April 02, 2019 – KERR MARKET SUMMARY
Financial markets continued their ascent last month, a rising tide of investor optimism lifting all risk asset boats. Investors appeared to shrug off recessionary concerns, focusing instead on the positives of easy monetary policy, low inflation, slowing but still growing corporate earnings, and signs of progress regarding China-U.S. trade talks.
On the economic front, the modest spending increase detailed in Canada’s 2019 federal budget does little to alter the softening outlook for the Canadian economy. The onus is therefore on the Bank of Canada to support growth. The U.S. economy slowed last month as well, joining the rest of the world in a soft patch. A likely explanation for the deceleration is that country-specific issues have begun weighing on activity in the world’s top regions – the U.S., China and Europe.
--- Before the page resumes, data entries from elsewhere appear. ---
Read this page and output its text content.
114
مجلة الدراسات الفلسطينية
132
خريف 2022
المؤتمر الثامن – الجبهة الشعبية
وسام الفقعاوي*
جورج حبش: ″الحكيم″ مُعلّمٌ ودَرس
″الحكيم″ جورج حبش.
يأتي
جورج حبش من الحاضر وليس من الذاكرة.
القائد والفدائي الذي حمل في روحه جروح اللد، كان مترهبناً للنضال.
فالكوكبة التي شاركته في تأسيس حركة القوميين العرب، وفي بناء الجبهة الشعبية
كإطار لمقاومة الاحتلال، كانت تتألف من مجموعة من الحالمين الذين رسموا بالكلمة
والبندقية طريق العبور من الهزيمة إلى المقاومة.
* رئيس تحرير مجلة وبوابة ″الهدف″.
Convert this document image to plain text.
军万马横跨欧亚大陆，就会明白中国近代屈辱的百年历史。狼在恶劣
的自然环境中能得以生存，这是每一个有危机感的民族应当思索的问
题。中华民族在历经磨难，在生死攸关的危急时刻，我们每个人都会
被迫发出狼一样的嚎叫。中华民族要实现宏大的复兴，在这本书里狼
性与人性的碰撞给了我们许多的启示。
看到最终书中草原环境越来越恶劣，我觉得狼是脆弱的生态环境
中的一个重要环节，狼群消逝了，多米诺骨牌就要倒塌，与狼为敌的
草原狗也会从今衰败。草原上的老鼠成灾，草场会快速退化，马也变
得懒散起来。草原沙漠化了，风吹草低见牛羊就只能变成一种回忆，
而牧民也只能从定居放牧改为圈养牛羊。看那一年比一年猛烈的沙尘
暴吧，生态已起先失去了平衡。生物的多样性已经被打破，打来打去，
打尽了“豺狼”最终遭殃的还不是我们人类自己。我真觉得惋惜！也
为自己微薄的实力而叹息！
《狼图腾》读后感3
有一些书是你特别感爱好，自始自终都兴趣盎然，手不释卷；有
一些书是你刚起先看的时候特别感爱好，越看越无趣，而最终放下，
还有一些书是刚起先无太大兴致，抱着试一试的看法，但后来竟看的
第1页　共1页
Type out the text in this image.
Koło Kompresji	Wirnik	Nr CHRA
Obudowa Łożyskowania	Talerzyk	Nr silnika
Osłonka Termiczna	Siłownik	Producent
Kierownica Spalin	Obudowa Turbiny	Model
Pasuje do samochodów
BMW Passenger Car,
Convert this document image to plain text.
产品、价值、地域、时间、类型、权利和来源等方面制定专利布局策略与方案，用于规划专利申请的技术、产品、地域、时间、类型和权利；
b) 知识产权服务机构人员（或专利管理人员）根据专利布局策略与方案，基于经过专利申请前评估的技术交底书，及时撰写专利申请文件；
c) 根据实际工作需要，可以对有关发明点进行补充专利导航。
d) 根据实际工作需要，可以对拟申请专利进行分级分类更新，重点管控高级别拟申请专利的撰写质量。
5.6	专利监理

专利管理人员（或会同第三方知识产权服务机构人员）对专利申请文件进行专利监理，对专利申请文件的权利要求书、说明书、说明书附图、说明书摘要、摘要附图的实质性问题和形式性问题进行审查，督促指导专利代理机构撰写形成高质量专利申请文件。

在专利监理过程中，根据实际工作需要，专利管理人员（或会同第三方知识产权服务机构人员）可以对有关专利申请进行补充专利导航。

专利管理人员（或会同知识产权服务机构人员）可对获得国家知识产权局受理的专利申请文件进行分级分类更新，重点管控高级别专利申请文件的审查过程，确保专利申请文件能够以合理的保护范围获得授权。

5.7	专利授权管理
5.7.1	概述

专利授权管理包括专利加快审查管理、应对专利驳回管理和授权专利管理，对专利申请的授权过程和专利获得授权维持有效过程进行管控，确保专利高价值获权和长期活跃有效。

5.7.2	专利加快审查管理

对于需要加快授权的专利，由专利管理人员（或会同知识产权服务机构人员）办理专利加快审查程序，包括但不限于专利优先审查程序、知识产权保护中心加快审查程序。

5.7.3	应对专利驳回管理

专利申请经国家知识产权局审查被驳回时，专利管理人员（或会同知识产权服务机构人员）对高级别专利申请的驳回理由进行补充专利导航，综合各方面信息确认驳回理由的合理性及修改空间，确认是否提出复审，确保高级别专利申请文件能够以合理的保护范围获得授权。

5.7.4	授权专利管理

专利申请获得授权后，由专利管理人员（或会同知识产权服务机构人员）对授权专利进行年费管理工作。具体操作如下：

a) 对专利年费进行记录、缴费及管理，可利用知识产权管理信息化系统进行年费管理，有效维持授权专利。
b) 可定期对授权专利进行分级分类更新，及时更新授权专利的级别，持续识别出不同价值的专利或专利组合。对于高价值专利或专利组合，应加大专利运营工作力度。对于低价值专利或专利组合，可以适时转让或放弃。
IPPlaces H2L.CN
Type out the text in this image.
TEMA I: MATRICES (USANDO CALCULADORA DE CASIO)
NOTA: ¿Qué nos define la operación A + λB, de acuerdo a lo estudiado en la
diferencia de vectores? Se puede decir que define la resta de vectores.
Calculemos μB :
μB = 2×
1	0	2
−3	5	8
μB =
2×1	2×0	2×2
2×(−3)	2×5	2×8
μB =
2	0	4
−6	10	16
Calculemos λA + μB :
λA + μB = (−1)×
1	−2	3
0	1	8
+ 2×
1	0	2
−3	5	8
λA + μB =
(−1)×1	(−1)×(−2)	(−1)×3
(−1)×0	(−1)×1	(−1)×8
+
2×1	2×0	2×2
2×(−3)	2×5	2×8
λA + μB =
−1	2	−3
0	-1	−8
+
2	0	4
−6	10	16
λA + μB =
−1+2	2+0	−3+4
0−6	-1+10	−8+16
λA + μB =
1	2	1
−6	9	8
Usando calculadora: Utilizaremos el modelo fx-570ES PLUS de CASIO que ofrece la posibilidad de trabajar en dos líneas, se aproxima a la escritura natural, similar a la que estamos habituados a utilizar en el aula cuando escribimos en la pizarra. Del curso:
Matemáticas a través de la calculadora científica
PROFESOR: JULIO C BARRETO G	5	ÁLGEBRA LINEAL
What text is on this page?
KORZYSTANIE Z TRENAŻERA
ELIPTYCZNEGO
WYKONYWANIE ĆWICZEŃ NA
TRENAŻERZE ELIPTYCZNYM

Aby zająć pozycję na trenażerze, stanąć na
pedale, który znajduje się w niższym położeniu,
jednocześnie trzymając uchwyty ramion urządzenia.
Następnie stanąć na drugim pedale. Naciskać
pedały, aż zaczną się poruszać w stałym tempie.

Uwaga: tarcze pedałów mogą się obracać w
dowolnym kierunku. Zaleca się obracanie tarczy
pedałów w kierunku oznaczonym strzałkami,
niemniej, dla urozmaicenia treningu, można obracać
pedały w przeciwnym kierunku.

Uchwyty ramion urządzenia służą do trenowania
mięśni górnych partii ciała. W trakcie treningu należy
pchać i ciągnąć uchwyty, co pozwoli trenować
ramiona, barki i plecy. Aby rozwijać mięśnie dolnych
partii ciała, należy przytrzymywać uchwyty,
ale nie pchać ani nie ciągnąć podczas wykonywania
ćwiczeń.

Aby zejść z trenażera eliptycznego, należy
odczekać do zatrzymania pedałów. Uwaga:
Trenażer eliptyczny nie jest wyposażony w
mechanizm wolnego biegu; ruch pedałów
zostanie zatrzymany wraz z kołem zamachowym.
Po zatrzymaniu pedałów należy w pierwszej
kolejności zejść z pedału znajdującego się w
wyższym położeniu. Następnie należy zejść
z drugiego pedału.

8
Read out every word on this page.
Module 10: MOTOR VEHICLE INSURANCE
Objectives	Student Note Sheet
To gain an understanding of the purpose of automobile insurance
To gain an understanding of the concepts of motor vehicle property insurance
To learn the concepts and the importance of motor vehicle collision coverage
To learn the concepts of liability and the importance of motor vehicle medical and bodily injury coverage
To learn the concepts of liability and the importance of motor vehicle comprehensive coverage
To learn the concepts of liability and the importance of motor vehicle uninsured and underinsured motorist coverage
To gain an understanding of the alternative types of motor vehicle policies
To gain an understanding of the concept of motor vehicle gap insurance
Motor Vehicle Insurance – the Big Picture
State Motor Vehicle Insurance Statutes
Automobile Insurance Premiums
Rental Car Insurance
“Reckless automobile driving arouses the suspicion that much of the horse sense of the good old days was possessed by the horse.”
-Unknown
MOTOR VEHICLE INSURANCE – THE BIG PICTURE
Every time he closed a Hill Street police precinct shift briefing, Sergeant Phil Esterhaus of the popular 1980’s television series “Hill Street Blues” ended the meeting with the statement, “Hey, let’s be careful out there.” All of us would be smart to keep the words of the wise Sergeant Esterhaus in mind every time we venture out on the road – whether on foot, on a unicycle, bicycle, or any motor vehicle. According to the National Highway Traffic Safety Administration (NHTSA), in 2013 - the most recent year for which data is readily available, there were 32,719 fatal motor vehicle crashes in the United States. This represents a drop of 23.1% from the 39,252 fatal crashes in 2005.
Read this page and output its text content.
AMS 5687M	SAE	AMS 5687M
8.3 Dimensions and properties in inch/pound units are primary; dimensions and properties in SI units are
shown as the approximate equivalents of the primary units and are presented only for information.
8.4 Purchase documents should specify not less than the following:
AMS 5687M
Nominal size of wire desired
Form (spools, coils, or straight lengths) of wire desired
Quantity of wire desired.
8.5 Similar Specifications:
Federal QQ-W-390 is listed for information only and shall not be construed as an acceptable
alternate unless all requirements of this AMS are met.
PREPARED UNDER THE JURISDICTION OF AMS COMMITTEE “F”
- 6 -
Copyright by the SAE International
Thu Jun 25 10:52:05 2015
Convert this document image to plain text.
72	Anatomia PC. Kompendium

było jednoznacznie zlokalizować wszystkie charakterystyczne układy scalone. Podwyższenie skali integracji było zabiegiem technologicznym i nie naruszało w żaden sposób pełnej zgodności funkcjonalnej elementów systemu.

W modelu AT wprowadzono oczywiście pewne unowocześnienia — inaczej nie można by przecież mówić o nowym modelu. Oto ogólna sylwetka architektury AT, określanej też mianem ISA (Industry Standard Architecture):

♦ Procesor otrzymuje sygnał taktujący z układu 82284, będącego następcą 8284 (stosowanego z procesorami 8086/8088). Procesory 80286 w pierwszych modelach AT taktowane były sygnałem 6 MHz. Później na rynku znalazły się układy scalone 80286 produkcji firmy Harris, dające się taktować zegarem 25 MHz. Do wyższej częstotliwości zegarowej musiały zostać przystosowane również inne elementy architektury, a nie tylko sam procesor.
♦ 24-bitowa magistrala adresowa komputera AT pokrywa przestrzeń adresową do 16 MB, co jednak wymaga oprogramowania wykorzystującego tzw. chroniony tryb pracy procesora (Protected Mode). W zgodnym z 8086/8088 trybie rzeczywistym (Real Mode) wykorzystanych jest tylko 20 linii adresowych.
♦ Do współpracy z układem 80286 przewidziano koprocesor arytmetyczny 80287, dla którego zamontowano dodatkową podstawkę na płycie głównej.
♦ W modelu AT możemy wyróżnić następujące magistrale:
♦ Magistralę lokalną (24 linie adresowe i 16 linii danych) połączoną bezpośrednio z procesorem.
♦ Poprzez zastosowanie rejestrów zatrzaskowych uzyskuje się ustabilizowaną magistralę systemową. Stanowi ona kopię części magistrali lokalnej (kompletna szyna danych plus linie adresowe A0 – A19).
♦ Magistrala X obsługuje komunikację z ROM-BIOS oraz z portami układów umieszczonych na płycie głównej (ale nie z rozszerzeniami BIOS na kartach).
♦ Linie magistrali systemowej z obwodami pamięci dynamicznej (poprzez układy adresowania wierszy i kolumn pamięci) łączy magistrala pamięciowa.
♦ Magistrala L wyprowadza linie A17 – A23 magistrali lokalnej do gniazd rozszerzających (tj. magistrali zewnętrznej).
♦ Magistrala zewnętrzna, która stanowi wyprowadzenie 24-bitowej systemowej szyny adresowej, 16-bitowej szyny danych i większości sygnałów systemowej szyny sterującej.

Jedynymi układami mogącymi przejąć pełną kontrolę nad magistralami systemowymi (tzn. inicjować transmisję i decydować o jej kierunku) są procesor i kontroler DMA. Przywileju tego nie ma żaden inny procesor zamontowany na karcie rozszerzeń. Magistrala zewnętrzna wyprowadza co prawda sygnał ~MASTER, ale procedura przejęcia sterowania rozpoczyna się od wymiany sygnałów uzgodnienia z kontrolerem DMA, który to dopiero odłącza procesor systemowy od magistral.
This contrasts with the crisis of 2008/09, where the decline was not due to a combination of national factors, but rather a single global shock. This lends credence to the many market pundits who forecast a steady cyclical slowdown ahead, rather than a steep recession or crash.
March’s fixed income news was dominated by central bank announcements. As widely anticipated, the U.S. Federal Reserve left interest rates unchanged, acknowledging low inflation and a slowing economy after a strong 2018, particularly for household spending and business investment. Similarly, the Bank of Canada dropped its pledge to continue raising rates to a neutral range, recognizing that the slowdown in global activity no longer justifies higher interest rates in the near term. Across the pond, the European Central Bank surprised markets with a new round of stimulative financing in the form of very low interest rate loans to eurozone banks. For now, higher interest rates are off the table for most major economies. Central banks are betting that either inflation is not a risk, or that it is a risk worth taking if it lowers the odds of recession and/or deflation.
Last month’s inversion of the U.S. yield curve had some investors concerned that a recession was looming, while others warned against reading too much into the inversion. We think the answer lies somewhere in between, as the exact timing of a recession is notoriously difficult to predict. While an inverted yield curve is a typical event in the latter stages of an economic cycle, the time lag between inversion and recession is highly variable, ranging as short as one year and as long as three years over the last four decades. The FTSE TMX Canada Bond universe returned 2.4% in March, and 3.9% for the first quarter of 2019.
Supported by the recently dovish tone from central banks, equity markets showed little sign of reversing their upward march last month. The Canadian stock market returned 1.0% in March and a remarkable 13.3% year-to-date, with every sector of the TSX in positive territory for the first quarter. The U.S. stock market advanced 3.4% this month and 11.2% for Q1. International markets (ex-North America) and Emerging Markets gained 2.2% and 2.3% this month, as well as 7.7% and 7.5% over the quarter.
The question investors continue to face is where will markets go from here amid brewing economic concerns. Will the rally in risk assets persist? Is a downturn closer than we think? Will slower growth continue indefinitely until we reach the soft landing that central banks project?While recession fears are real, there is no clear sign that one is imminent. Several market risks continue to persist, with downward revisions to corporate earnings at the helm. Looking ahead, markets are likely to witness periods of elevated volatility until clearer signs of improving economic growth materialize.